What could be more condescending than to go into a thread and not even bother to read the current conversation, but just state that you can google the answers, as though we were somehow unaware of this magical technological tool you’ve found, even though we are all here on the same fucking internet?
If you just need to say something, anything, so much that you’ll do such a thing, you may as well just come in and tell some jokes. At least we’ll get to laugh.
Phon, show us the logic proof that each person must be able to already see his own color.
But this proof doesn’t depend on its own use. You’ll note that the proof does not take itself as a premise, and none of its premises depend on its use.
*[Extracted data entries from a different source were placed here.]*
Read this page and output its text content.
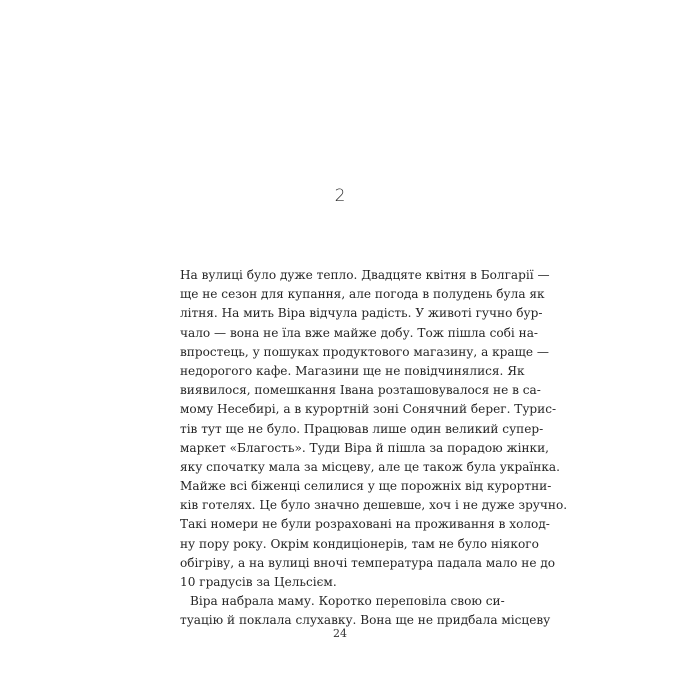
2
На вулиці було дуже тепло. Двадцяте квітня в Болгарії —
ще не сезон для купання, але погода в полудень була як
літня. На мить Віра відчула радість. У животі гучно бур-
чало — вона не їла вже майже добу. Тож пішла собі на-
впростець, у пошуках продуктового магазину, а краще —
недорогого кафе. Магазини ще не повідчинялися. Як
виявилося, помешкання Івана розташовувалося не в са-
мому Несебирі, а в курортній зоні Сонячний берег. Турис-
тів тут ще не було. Працював лише один великий супер-
маркет «Благость». Туди Віра й пішла за порадою жінки,
яку спочатку мала за місцеву, але це також була українка.
Майже всі біженці селилися у ще порожніх від курортни-
ків готелях. Це було значно дешевше, хоч і не дуже зручно.
Такі номери не були розраховані на проживання в холод-
ну пору року. Окрім кондиціонерів, там не було ніякого
обігріву, а на вулиці вночі температура падала мало не до
10 градусів за Цельсієм.
Віра набрала маму. Коротко переповіла свою си-
туацію й поклала слухавку. Вона ще не придбала місцеву
24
There may be many ways to prove a given conclusion, but that does not change the fact that a proof by induction is still a valid proof of its conclusion.
Come on Carl, all you actually said was:
If the rule is that “N blues leave on day N”, then 100 blues leave on day 100.
I could also say:
If the rule is that “N blues leave on N/2”, then 50 blues leave on day 100.
Those don’t prove anything.
The bells require that everyone use the same algorithm or one that will produce the same results at the SAME TIME. Each member has to know that the “right” algorithm is the one that they are using.
To know that the right algorithm is the one that you are using, you have to know that there is none other.
) If I use the right algorithm, I will leave at the right time.
) If I use the wrong algorithm, I will leave at the wrong time.
) To know that I am going to leave at the right time, I must know that I do not have the wrong algorithm.
) If another algorithm is the right algorithm, I know that mine is the wrong algorithm.
) To know that I do not have the wrong algorithm, I must know that no other is the right algorithm.
[b]) To know that no other is the right algorithm, I must prove that there is no other algorithm that is right.
Now how are you going to prove that no other algorithm is right?[/b]
The conclusion of your proof must be:
“Therefore, no other right algorithm can exist”.
How many times do I have to ask you this time?